Electronic medical records may have merit….
…..but they are not secure. Get used to the idea though. Starting with the fact that your records haven’t been as private as you may have thought.
Those privacy notices you sign in doctors’ offices do not actually give you any control over your personal data; they merely describe how the data will be used and disclosed.
Good time for that reminder. Because it’s going to be more available before long.
In a January 2009 speech, President Barack Obama said that his administration wants every American to have an electronic health record by 2014, and last year’s stimulus bill allocated over $36 billion to build electronic record systems. Meanwhile, the Senate health-care bill just approved by the House of Representatives on Sunday requires certain kinds of research and reporting to be done using electronic health records. Electronic records, Mr. Obama said in his 2009 speech, “will cut waste, eliminate red tape and reduce the need to repeat expensive medical tests [and] save lives by reducing the deadly but preventable medical errors that pervade our health-care system.”
Sounds good, right? Not to Americans concerned about their most private personal health matters.
When patients realize they can’t control who sees their electronic health records, they will be far less likely to tell their doctors about drinking problems, feelings of depression, sexual problems, or exposure to sexually transmitted diseases. In 2005, a California Healthcare Foundation poll found that one in eight Americans avoided seeing a regular doctor, asked a doctor to alter a diagnosis, paid privately for a test, or avoided tests altogether due to privacy concerns…

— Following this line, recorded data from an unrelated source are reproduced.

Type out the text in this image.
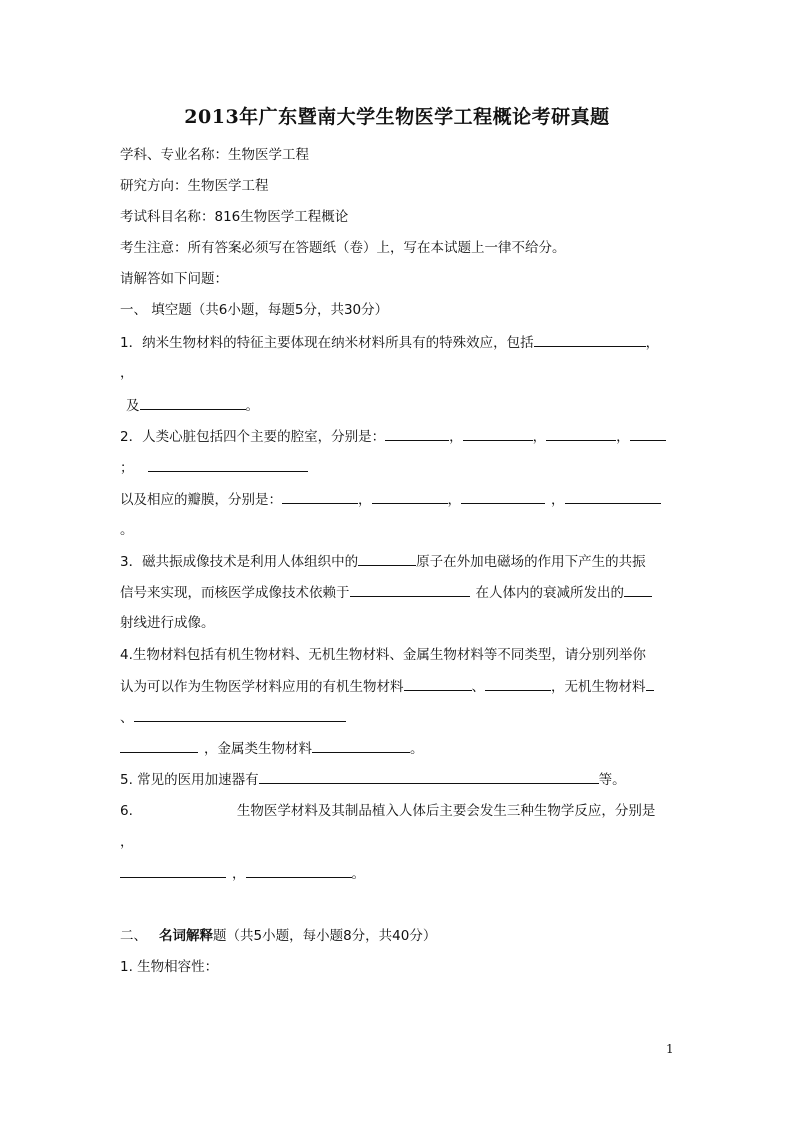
2013年广东暨南大学生物医学工程概论考研真题
学科、专业名称：生物医学工程
研究方向：生物医学工程
考试科目名称：816生物医学工程概论
考生注意：所有答案必须写在答题纸（卷）上，写在本试题上一律不给分。
请解答如下问题：
一、 填空题（共6小题，每题5分，共30分）
1．纳米生物材料的特征主要体现在纳米材料所具有的特殊效应，包括	，
，
及	。
2．人类心脏包括四个主要的腔室，分别是：	，	，	，
；
以及相应的瓣膜，分别是：	，	，	，
。
3．磁共振成像技术是利用人体组织中的	原子在外加电磁场的作用下产生的共振
信号来实现，而核医学成像技术依赖于	在人体内的衰减所发出的
射线进行成像。
4.生物材料包括有机生物材料、无机生物材料、金属生物材料等不同类型，请分别列举你
认为可以作为生物医学材料应用的有机生物材料	、	，无机生物材料
、
，金属类生物材料	。
5. 常见的医用加速器有	等。
6.	生物医学材料及其制品植入人体后主要会发生三种生物学反应，分别是
，
，	。
二、 名词解释题（共5小题，每小题8分，共40分）
1. 生物相容性：
1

Electronic record systems that don’t put patients in control of data or have inadequate security create huge opportunities for the theft, misuse and sale of personal health information. The public is aware of these problems.
Which is only one of the more minor reasons the newly passed legislation is so overwhelmingly unpopular with the American people.
Privacy has been essential to the ethical practice of medicine since the time of Hippocrates in fifth century B.C. The success of health-care reform and electronic record systems requires the same foundation of informed consent patients have always had with paper records systems. But if we squander billions on a health-care system no one trusts, millions will seek treatment outside the system or not at all. The resulting data, filled with errors and omissions, will be worth less than the paper it isn’t written on.
0 Comment
Concerning the security of personal information, in this internet age, that train has pretty much left the station. But going forward, I am sure this is an issue on which Republicans and Democrats could work together.